Olho para Washington e recordo o cenário e os personagens dessa obra-prima que é o Batman Returns de Tim Burton. E vejo os personagens adaptar-se à realidade da trama do que hoje se está por lá a passar. Vejo a capital do império americano transfigurar-se na crepuscular Gotham City que Tim Burton criou, recortada de um pesadelo e onde o Pinguim tenta, a todo o transe, retomar o poder há dias formalmente perdido; onde Scarface, Joker e Duas Caras são máscaras coloridas sobre as faces de vilões cinzentos que se recusam a perder o espólio trilionário de 80 anos de roubos, corrupção e tráfico de tudo. No último andar do mais alto e arranha-céus da cidade das trevas os generais desse exército de sombras, a Mulher-Gato e o Chapeleiro Louco, sorrindo com desprezo, vão puxando os cordéis de Pinguim, a marionete.
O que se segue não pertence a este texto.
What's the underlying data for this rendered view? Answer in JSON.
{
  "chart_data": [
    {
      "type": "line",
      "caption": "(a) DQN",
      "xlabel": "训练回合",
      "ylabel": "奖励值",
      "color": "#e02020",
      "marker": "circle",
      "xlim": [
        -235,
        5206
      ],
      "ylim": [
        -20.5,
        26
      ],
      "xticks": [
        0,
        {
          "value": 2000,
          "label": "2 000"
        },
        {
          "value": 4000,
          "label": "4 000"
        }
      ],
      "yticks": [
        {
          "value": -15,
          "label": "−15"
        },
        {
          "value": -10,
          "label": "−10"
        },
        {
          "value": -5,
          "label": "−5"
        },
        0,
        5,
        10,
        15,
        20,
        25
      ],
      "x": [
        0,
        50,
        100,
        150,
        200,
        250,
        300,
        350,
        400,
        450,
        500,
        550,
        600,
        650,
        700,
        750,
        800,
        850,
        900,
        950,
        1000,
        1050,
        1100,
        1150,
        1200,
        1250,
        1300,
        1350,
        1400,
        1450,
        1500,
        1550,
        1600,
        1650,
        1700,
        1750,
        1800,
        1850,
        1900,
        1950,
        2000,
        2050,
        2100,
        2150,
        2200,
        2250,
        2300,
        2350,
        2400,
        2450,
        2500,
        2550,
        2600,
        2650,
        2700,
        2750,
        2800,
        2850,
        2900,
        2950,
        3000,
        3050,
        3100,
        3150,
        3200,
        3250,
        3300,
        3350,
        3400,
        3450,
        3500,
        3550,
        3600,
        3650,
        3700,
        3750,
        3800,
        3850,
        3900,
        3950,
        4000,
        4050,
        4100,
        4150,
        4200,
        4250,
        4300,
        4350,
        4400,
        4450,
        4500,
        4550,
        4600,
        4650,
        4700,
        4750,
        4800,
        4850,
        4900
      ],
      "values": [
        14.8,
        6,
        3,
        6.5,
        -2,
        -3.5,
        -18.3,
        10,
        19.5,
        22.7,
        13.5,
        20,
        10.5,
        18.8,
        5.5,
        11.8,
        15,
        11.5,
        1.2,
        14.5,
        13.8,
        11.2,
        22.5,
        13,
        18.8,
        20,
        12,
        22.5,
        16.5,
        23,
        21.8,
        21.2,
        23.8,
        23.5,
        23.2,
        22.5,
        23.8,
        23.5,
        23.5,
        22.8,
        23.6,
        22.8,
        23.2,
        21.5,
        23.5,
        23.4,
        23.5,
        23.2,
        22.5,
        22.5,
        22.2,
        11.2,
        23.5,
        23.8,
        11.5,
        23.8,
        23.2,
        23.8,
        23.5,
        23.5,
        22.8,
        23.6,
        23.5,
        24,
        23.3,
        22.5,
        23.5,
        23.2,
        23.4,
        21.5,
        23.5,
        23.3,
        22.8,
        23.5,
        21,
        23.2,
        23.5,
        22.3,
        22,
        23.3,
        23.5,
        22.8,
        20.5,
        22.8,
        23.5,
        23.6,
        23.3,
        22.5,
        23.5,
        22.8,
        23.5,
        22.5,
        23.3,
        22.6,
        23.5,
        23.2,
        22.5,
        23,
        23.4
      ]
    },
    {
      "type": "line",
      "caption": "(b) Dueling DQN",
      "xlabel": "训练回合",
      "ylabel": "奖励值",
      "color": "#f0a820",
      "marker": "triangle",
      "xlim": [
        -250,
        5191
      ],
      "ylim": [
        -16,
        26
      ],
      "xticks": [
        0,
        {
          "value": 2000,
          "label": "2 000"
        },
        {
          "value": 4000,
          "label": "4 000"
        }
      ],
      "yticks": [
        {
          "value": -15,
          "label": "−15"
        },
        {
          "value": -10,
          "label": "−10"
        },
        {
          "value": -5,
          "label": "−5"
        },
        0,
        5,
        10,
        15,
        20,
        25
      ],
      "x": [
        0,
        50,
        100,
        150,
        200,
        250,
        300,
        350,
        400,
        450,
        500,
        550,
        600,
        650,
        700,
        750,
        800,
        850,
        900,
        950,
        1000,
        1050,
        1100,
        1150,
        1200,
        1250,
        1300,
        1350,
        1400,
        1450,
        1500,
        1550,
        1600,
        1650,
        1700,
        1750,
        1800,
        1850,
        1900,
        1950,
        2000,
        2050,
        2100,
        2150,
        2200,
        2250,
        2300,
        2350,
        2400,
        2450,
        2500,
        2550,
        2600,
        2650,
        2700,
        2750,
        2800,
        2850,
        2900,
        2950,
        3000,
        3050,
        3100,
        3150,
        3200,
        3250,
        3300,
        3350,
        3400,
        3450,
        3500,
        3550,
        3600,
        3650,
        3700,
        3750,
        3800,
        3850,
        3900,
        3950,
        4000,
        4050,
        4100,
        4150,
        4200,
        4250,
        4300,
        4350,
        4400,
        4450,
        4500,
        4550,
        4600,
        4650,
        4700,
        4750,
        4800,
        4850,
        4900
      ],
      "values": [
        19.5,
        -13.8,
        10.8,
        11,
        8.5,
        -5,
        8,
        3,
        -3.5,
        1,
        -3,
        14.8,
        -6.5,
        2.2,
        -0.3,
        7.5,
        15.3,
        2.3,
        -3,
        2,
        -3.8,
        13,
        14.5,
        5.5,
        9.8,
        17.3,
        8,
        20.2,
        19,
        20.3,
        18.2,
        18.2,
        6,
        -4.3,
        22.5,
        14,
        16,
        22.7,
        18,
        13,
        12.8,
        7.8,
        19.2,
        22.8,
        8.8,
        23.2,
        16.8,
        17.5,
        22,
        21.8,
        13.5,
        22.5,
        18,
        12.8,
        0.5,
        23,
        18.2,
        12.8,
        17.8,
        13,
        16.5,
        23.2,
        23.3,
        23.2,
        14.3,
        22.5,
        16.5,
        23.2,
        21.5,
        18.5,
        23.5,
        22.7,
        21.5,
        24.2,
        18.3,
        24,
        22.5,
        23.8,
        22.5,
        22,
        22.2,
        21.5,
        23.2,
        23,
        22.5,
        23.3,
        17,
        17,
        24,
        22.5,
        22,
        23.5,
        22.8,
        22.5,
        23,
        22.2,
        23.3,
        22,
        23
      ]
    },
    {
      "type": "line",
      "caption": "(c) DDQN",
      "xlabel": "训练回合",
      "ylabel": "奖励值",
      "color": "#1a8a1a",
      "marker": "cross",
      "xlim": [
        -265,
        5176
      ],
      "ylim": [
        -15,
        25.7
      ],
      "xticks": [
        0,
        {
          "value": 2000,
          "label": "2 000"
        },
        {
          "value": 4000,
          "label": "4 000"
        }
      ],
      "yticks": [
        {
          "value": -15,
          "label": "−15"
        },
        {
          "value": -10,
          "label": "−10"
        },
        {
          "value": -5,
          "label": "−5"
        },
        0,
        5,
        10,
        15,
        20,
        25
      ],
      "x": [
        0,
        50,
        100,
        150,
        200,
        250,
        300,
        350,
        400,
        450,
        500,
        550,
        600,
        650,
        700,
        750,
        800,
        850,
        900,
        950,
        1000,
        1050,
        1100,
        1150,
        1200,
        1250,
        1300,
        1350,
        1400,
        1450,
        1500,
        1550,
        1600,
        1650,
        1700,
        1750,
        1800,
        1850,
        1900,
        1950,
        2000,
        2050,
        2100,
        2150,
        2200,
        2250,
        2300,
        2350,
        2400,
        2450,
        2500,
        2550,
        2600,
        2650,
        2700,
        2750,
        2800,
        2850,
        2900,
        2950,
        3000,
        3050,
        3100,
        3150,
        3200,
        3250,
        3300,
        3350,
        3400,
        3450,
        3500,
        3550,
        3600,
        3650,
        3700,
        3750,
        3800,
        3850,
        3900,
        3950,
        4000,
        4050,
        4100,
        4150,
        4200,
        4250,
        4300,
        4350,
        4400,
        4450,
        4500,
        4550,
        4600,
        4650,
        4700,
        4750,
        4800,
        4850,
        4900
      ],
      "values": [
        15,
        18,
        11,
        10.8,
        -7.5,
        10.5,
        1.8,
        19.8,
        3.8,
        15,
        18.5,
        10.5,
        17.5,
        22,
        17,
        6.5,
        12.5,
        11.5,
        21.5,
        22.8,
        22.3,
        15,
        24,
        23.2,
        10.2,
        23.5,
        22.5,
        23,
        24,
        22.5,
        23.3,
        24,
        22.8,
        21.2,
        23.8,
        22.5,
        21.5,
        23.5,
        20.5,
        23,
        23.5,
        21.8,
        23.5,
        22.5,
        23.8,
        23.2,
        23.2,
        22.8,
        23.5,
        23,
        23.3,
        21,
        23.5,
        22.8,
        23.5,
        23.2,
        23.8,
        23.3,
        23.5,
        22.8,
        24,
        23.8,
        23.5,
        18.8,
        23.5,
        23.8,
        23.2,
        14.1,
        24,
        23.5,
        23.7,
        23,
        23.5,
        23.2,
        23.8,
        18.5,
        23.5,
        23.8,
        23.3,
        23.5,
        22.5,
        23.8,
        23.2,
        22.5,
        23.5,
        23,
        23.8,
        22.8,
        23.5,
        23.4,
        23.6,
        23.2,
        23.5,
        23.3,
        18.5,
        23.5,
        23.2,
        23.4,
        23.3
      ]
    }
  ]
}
Conseguirão eles, usando o tempo de poder que lhes resta, manter e reforçar o seu poder sobre Gotham e evitar, no limite, o regresso de Batman?
Sim – voltemos à realidade – lá longe, alguém teleguia os passos, os gestos e as decisões daquela assombração que imaginamos a percorrer, silenciosamente, noite fora, sem descanso, perdido no seu próprio labirinto, os longos corredores da Casa Branca. Sim, o mesmo ‘Sleepy Joe’ que os oligarcas do partido Democrata escorraçaram pela porta da cozinha, a tropeçar na gamela dos cães, por incapacidade manifesta para ser o ‘seu’ candidato à Casa Branca. Sim, esse mesmo que, ausente de si mesmo, aperta a mão ao ar que o rodeia, termina conferências de imprensa desaparecendo entre as árvores da Amazónia e sai sempre pelo lado errado dos palcos. Sim, ele todo, essa sombra de uma sombra mantém, incólume, a sua capacidade legal para conduzir a mais poderosa nação da Terra.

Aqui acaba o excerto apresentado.